Punta Arenas, because it would be unfair to miss it out completely
I kind of feel like I did a disservice to Punta Arenas, just skipping over it in my last post and so I'm going to backtrack a little and tell you what I got up to there. It's unfortunate that I was in Punta Arenas over Easter weekend. As you know, many places close here on Sundays, but add in Easer and you have a distinct lack of things to do. Cue Cordula! Cordula is a German girl I met in the hostel on the Sunday morning. We were at breakfast together and then were inseperable for the rest of my time in Punta Arenas.
See - I met another lovely person and I have to tell you about my time with her! I'd had vague plans on the Sunday to visit the cemetery, lookout and then to go for a wander along the seafront. Well, Herman, the hostel owner assured us that Zona Franca (a kind of duty free area) that Cordula was aiming for would be open as Argentinians would be coming over to Chile to go there to shop, and as you got to it by walking along the seafront we set off together. And then stayed together as I decided to go with Cordula rather than head to the cemetery, this day definitely preferring live people to dead! Unfortunately, not much of Zona Franca was open and so we just mooched round the shops that were then tried to find a place for coffee. Challenging of course as we were in Chile. Anyway, we found a chocolate shop that made proper coffee (rather than Nescafé instant) and sat ourselves there for a while before heading back hostel.
The following day, we were at breakfast together and chatting when someone announced 'that's a very British accent there' and being the only one with a British accent I was fairly sure he was talking about me! It turned out to be a guy called Andy who was from Leeds originally but now lives in Sydney. So he and I chatted for a bit, then Cordula gave him the lowdown on a trek in Isla Navarino he was thinking of doing and she'd already done. Then Cordula and I headed to the cemetery. We gave it our best shot, but it was raining the whole time we were there and pretty grim. However, here are a selection of gravestones, in lime green,
In early preparation for Christmas...
These three I liked with the differences between them: manicured, overrun with plastic flowers, full of dead flowers.
And the most famous one, for José Menéndez a wool barren. Is a scale replica of Rome's Vittorio Emmanuele monument, according to author Bruce Chatwin.
Bruce Chatwin wrote a book called Around Patagonia. This was one of the books in the book exchange on the Navimag ferry and Johnson read it then Heath swapped his book for it. It is a fairly iconic book for these parts - you see versions of it everywhere, although those I know who have read it don't heap praise on it!
Also, do you remember the garden in Pucón where there were plaques giving thanks? Well there was something similar here too.

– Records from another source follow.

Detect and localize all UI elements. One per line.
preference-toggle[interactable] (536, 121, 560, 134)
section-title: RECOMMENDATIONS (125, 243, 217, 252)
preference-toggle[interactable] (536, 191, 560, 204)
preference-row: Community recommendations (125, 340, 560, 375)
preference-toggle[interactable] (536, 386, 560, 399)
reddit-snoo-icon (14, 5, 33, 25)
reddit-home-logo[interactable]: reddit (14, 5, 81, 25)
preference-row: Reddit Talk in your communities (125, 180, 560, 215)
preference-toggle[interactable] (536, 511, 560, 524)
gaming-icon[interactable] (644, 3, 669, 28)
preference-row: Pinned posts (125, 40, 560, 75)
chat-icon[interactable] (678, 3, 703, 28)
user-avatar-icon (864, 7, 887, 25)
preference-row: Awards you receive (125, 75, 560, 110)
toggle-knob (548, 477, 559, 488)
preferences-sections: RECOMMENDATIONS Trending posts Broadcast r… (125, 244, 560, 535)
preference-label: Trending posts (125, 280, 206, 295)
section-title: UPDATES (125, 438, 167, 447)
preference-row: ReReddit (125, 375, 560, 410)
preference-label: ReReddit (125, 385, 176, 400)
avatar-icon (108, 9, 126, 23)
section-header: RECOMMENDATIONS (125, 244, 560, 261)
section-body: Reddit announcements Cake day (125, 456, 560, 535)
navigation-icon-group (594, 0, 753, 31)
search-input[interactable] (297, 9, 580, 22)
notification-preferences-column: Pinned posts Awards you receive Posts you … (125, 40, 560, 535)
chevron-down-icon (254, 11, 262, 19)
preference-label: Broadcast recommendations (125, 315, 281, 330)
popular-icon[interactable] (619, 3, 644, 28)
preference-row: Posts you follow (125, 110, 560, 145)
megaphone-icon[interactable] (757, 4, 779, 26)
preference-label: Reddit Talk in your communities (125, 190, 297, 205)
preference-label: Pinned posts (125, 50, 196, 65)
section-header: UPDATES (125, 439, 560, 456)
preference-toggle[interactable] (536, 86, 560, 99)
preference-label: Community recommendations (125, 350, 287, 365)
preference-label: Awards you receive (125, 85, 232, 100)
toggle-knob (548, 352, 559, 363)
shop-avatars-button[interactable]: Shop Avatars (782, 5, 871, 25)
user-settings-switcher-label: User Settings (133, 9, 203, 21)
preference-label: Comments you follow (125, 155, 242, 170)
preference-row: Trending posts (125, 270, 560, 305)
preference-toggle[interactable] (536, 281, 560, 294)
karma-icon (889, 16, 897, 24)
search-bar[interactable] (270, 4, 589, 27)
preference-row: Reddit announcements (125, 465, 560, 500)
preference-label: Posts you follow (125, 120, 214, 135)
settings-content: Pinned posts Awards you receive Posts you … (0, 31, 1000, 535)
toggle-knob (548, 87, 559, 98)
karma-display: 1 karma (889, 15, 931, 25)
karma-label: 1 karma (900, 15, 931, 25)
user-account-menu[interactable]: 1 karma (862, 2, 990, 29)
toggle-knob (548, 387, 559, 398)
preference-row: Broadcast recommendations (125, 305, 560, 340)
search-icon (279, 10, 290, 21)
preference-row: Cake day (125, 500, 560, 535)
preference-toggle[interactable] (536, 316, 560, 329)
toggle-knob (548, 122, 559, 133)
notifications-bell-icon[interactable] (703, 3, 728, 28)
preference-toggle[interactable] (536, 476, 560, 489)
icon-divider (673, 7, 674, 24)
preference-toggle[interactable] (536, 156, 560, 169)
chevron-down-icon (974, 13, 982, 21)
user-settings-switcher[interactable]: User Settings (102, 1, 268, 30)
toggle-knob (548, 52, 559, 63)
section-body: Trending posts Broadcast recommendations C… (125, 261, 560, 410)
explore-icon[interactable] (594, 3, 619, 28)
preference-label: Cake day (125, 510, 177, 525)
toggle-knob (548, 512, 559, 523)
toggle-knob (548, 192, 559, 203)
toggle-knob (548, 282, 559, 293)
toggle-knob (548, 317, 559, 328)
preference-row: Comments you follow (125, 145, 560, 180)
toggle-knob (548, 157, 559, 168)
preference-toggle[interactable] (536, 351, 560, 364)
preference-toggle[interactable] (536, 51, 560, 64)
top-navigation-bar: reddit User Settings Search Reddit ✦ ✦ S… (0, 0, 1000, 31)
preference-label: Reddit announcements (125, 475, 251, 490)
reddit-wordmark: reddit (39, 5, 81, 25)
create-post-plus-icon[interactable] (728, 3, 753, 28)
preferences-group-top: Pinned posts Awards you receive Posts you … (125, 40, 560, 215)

Getting fed up of the rain by this point, we went keyring shopping instead. Having realised it was going to be my last day in Chile and having promised a friend that I would buy her keyrings from this trip (she collects them) after I'd been so rubbish and completely failed to do so in Eastern Europe it was imperative I bought some out here! The shop we went to had this board outside it - it's some kind of traditional character from this region and I couldn't resist!
After successfully acquiring said keyring, we then discovered a great coffee shop with proper coffee
that even sold Aeropress coffee makers!
(this is something Heath had and I was jealous of as he was always able to have good coffee. I'm still regretting not buying it with my leftover Chilean pesos... although being back in Argentina now the coffee has improved dramatically).
Wandering around the town we found the most amazing material shop, it was huge, and cheap. They sold Gütterman thread for £1! (I pay nearly twice that in the UK). Was tempting to buy one of each colour but I resisted!
We then went on a merken hunt, it a spice they have in Chile and it's delicious. As spices can be a problem at border crossings into Chile, I'd decided to wait until I wasn't going to be doing any more but sadly I'd left it too late. Merken is more of a mid-Chilean spice and I was too far south so that failed. I'd been hoping Amazon might stock it (turns out that's the best place for me to get pisco) but doesn't look like it either. Hey ho. So I just bought some food to have on my journey down to Ushuaia the next day and we headed back to the hostel. And that's about it for my time in Punta Arenas. I sat chatting with Cordula in the evening, because we just didn't stop chatting from the moment we started! Then it was an early start for my bus down to Ushuaia the next morning. And with the snorer in the room that night, never have I been more thankful to get out of bed for an early start!!